SXSW is a great place to be exposed to new ideas, but perhaps even more valuable are the sessions where you reconsider ideas you’ve grown accustomed to, and seeing them from a brand new perspective.
One session in particular this year that has resonated with me for the week and a half since leaving Austin was entitled “A Robot in Your Pocket” with Amit Kapur, formerly of MySpace, and currently the CEO of Gravity, and Jeff Bonforte, the CEO of Xobni.
In their session they discussed the advancements of Artificial Intelligence in our quest as humans to create digital personal assistants, or in otherwords, technical entities which can work on our behalf.
At the heart of the matter is the idea that we should be able to leverage digital tools to improve our lives, in either small but noticeable ways, or in innovative and revolutionary ways. Kapur and Bonforte made a very clever distinction in the kind of data sites and devices are collecting to try and improve our lives, AKA our experiences, and they defined a split in data collection into two main categories: explicit and implicit.
Explicit data is the settings that we manually set, or the customizations that we explicitly make to change an experience for the better. I remember the original customizable homepage on the web, which Yahoo introduced with My Yahoo in the mid-to-late 90s. It was a lot of work to set up, but once you did the experience was definitely improved.
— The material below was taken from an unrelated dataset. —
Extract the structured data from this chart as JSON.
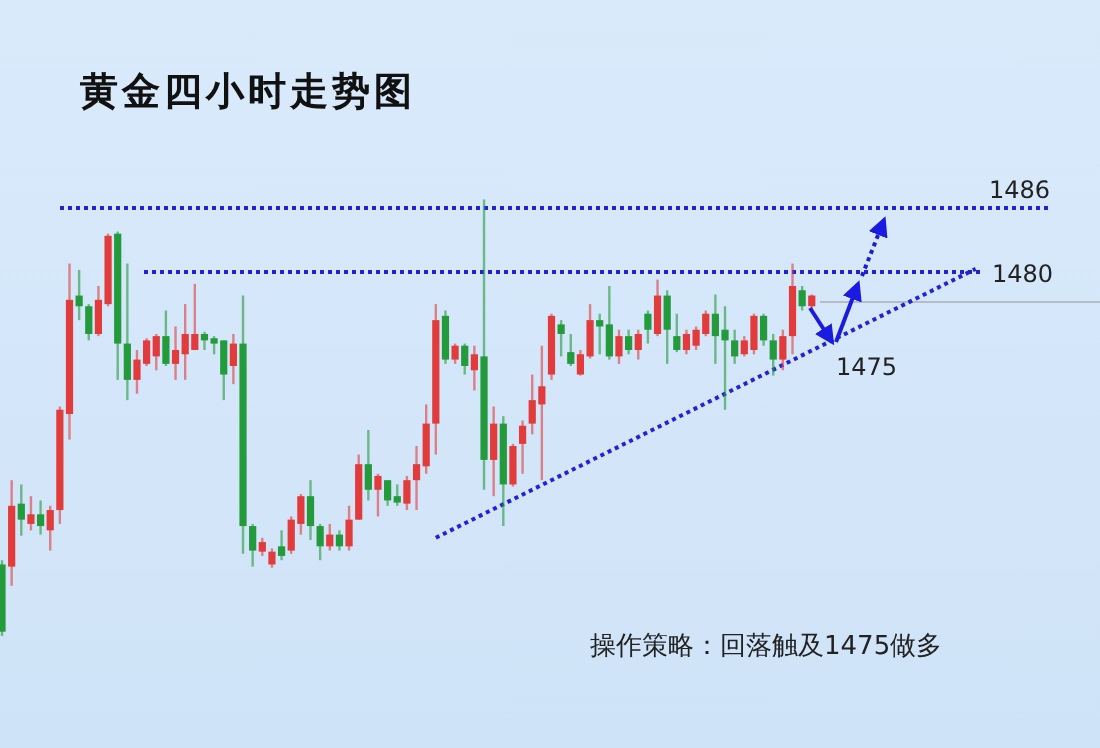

Implicit data is the data that is collected without our having to put any effort into triggering or managing the experience manually. It’s a “robot” working in the background, to collect user data, and then offer changes to the experience based on conclusions made from the data itself.
As is so often the case, the speakers used an iPhone in their example. Explicitly we (currently) customize the iPhone with our email login, calendar events, and contact information. We also manually login to sites, or we change the background either by selecting from a default list of files, or uploading our own. These are all explicit acts that change things for the better.
However, the power is much more in the implicit side of the split. The iPhone 4 comes with five on-board sensors to track and collect data behind the scenes, making adjustments without us having to do anything. The iPhone has a proximity sensor that knows when the phone is on our ear, and it pro-actively disables the buttons on the screens so we don’t interrupt our call. The iPhone also comes with an ambient light sensor, so the screen brightness can adjust depending on the level of lighting in an environment. So we can clearly see how, without really even realizing it, “robots” are hard at work improving our lives without any extra effort on our part.
In the brave new world of our future, implicit data collection should evolve to be even more predictive, or as they the speakers were concluding, pro-actively making all of our experiences suit our unique requirements. And that’s all good for those of us who expect technology to improve, rather than distract us from, our lives.
Explicit data allows us to work less, and it incrementally improves our lives by saving time and effort. In the future, implicit data should be able to skip the work of entering our preferences and pro-actively work on our behalf.
I, for one, welcome our implicit robot sensor overlords.